Restaurants Canada appuie les efforts renouvelés que le gouvernement déploie pour déceler les abus qu'on fait du programme et exiger des comptes des employeurs fautifs. Nous sommes depuis longtemps en faveur de peines et de sanctions plus sévères pour les rares employeurs qui enfreignent les règles puisqu'il s'agit de protéger l'intégrité à long terme du programme.
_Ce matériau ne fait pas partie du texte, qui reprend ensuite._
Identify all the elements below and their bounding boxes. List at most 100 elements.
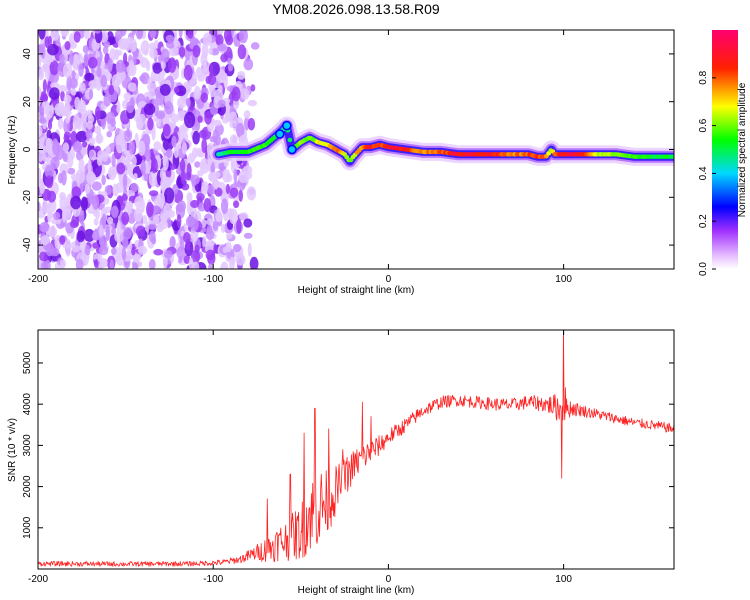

Dans un exposé que j'ai présenté au Comité permanent de la citoyenneté et de l'immigration en avril 2008 — nous portions alors le nom d'Association canadienne des restaurateurs et des services alimentaires —, j'ai dit que nous soutenions la mise en place de mécanismes plus rigoureux de surveillance de la conformité dans le cadre de ce programme, et souhaitions voir une meilleure communication entre les gouvernements provinciaux et le gouvernement fédéral à cet égard. J'ai ajouté que nous étions favorables à l'interdiction du recours au programme pour les employeurs qui contreviennent constamment ou systématiquement aux normes provinciales du travail ou aux dispositions de l'accord sur l'engagement de travailleurs étrangers temporaires. S'il y avait eu une meilleure surveillance de la conformité aux règles et à leur application, peut-être tout un secteur d'activité ne serait-il pas injustement calomnié et un programme nécessaire ne serait-il pas terni à cause des actes de quelques-uns.

La démographie nous montre que les pénuries de main-d'œuvre que nos membres connaissent dans l'Ouest du Canada s'étendront au reste du pays et s'aggraveront progressivement au fur et à mesure que la population active vieillit, car nos effectifs comprennent une forte proportion de jeunes. Actuellement, en effet, 40 p. 100 des travailleurs du secteur de la restauration sont âgés de 15 à 24 ans, mais ce groupe d'âge a atteint son pic démographique et est maintenant en déclin, avec une baisse abrupte de 300 000 prévue, puisque l'effectif de la catégorie passera de 4,6 millions de personnes en 2011 à 4,3 millions en 2021. Par conséquent, une source clé de travailleurs s'amenuise tandis que nos besoins en main-d'œuvre augmentent en flèche.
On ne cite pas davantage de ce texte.